El cristianismo nos presenta como la figura paterna por excelencia a san José, esposo de la Virgen María, y padre terrenal de Jesús. Hombre de fe, justo, casto y temeroso de Dios. Tal hombre con esas virtudes haya, seguramente, gracia a los ojos de Dios.

La figura paterna semejante a san José, en nuestro medio, es poco ponderada y apreciada por los que dirigen la sociedad y la opinión pública. Se prefiere al irresponsable, para criticarlo; al maltratador, para condenarlo; y al corrupto, para justificar el ataque político. Esos malos ejemplos, que tanta prominencia reciben, reafirman el estereotipo que todo hombre es así, porque todos son iguales.

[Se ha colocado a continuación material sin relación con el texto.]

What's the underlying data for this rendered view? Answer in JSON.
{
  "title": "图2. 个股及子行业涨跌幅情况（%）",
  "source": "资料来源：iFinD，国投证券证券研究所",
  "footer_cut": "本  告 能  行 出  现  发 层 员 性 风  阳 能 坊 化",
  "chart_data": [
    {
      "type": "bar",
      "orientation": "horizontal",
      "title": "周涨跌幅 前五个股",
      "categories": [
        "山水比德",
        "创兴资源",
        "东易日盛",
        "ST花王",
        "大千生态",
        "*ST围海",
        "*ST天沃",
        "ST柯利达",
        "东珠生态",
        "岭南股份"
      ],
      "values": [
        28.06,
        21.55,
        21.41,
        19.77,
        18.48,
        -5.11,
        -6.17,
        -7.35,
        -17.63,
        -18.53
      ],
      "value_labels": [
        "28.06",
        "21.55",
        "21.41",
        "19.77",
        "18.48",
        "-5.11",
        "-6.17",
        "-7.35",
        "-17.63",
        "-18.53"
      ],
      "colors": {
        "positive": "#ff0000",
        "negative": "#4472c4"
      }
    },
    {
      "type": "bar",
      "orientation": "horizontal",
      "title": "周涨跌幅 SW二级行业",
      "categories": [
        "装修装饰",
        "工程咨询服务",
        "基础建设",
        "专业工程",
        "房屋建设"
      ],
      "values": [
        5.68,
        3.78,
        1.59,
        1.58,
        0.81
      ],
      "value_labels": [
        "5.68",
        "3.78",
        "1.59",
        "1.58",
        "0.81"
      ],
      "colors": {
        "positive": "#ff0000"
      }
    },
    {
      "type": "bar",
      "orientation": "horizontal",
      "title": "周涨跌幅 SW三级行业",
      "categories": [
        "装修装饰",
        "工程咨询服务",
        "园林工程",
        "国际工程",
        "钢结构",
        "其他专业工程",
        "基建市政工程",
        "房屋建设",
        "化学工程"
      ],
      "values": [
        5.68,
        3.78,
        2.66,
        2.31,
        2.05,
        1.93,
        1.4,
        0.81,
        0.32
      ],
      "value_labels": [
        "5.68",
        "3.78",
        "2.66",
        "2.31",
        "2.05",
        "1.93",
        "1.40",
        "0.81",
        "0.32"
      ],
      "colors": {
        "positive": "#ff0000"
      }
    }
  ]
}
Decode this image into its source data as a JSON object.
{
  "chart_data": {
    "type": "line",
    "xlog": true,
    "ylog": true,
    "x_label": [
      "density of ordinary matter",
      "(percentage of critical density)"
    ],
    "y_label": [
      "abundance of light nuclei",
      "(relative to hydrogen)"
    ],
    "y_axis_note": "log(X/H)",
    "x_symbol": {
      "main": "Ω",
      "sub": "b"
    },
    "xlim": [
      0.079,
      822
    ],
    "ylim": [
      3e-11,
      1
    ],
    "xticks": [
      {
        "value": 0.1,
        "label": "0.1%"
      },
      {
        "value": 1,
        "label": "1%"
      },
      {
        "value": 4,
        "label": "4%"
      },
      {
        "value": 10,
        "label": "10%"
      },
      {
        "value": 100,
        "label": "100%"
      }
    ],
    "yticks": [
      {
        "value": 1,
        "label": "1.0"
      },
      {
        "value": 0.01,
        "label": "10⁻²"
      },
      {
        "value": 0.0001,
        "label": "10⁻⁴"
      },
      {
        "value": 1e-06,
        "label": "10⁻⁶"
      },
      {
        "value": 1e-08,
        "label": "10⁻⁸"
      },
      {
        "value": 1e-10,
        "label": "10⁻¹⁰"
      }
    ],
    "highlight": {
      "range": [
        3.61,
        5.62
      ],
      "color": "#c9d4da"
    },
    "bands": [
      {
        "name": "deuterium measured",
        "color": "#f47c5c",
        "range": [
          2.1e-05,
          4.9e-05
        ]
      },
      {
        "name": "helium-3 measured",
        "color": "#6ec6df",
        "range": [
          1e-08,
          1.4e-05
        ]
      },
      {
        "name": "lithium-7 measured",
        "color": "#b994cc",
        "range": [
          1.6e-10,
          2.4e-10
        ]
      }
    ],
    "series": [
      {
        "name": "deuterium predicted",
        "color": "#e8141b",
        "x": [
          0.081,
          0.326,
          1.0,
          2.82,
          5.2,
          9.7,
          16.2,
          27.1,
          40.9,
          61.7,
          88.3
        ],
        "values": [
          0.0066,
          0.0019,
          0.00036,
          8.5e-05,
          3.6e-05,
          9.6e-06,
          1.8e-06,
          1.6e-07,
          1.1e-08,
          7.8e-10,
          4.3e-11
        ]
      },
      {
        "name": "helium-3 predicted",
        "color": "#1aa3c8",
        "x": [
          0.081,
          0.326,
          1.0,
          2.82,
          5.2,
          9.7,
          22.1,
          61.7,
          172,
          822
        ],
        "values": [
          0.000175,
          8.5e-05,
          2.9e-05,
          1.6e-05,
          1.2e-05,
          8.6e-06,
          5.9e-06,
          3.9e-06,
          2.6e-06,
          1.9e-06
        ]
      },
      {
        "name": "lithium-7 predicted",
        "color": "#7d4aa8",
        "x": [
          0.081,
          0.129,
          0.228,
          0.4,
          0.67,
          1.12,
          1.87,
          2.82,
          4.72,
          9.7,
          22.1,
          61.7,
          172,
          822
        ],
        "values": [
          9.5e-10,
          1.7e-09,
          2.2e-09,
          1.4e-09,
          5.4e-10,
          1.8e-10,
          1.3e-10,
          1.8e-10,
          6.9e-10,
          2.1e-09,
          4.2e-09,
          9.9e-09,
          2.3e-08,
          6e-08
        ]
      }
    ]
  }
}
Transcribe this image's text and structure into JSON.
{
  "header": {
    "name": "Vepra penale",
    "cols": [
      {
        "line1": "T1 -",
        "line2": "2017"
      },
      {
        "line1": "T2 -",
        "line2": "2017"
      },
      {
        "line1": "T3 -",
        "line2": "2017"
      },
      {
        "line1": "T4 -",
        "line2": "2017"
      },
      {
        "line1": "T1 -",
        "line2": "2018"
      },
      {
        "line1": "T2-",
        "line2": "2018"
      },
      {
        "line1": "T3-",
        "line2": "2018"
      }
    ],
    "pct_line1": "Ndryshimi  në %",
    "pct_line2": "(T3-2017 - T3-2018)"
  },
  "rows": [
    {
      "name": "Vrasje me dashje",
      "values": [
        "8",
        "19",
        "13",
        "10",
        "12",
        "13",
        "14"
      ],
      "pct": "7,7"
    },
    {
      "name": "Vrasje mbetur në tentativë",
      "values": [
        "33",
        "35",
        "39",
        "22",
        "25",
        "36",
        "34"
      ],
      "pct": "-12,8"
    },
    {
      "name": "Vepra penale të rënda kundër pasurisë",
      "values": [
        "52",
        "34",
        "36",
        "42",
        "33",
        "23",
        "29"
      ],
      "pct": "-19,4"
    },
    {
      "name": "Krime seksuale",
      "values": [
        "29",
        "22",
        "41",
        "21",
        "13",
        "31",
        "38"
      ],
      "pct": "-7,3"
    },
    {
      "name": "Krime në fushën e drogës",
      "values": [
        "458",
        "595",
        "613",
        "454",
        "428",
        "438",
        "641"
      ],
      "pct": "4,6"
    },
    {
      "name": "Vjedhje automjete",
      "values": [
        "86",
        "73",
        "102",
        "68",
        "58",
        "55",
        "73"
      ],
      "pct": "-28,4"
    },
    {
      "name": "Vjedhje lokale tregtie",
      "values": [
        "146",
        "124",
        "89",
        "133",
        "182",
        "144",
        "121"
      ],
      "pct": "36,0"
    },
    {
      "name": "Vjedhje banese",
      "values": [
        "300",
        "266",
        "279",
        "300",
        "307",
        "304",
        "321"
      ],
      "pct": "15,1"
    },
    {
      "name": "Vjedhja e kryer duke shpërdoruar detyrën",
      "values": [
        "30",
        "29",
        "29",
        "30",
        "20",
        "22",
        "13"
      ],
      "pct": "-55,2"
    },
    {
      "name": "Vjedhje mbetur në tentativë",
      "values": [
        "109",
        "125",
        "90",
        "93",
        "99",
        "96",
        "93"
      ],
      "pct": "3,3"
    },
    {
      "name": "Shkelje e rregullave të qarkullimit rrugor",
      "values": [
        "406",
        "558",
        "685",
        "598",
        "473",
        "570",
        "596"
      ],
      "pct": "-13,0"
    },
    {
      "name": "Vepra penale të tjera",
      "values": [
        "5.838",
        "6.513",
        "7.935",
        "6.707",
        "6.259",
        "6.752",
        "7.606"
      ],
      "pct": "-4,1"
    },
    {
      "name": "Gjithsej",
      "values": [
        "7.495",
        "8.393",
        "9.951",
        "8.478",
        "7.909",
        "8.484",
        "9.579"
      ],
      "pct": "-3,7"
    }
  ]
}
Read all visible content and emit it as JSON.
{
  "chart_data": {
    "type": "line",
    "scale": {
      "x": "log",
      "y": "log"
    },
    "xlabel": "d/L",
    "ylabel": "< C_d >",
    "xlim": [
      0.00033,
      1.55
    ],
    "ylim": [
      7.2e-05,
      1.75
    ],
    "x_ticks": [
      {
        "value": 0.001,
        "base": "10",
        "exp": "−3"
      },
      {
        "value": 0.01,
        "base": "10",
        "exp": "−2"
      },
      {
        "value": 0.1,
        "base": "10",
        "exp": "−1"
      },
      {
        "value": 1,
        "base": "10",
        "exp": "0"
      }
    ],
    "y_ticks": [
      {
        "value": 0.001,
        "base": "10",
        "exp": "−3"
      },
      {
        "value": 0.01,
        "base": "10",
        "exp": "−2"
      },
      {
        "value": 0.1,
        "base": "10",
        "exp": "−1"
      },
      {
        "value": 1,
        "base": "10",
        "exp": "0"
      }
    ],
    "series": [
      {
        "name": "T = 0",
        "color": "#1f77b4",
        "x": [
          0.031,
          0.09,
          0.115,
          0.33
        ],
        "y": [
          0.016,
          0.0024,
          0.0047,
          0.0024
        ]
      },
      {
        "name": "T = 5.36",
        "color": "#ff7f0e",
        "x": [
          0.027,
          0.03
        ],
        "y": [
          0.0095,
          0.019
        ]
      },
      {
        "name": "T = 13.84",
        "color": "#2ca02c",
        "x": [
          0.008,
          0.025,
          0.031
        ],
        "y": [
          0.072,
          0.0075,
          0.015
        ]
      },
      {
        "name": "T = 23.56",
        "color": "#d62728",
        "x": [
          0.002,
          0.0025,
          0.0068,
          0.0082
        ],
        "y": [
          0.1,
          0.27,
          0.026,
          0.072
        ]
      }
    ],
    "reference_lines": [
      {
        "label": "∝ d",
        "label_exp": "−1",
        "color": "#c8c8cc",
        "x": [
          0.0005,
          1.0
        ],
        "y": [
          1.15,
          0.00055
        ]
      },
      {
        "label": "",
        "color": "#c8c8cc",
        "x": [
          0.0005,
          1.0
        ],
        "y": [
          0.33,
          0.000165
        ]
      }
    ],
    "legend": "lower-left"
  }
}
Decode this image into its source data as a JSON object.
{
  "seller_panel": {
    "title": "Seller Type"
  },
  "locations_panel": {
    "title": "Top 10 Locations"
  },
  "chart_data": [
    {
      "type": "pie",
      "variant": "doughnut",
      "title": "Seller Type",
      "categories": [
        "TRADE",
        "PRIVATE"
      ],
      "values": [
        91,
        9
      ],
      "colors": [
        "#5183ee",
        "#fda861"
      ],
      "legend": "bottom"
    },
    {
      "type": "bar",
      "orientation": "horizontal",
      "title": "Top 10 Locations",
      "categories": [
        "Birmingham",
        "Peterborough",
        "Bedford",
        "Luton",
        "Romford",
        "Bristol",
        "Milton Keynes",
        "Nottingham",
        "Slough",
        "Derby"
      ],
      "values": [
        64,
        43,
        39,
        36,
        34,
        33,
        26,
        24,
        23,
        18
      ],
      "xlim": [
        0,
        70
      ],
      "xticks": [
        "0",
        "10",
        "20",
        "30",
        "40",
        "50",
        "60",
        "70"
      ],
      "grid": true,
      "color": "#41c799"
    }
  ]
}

Hay, entre nosotros, hombres ejemplares, que son padres y esposos a carta cabal, y que pasan desapercibido porque no se encuentra en ellos el motivo para el escándalo y para alimentar el morbo sobre la estereotipada imagen masculina entre nosotros. A estos, a los correctos, poco espacio se le da. En el mejor de los casos, alguno que otro merece un comentario en el Día del Padre, y nada más.

Desde este espacio queremos saludar a los hombres que, a ejemplo de san José, se ocupan de su familia y de su casa con dedicación y cariño. A esos que, calladamente, dan testimonio cristiano del favor de Dios sobre ellos. Que Dios les bendiga y les dé su espíritu para cumplir con su misión paternal, y para que su testimonio sirva a otros para enderezar sus vidas.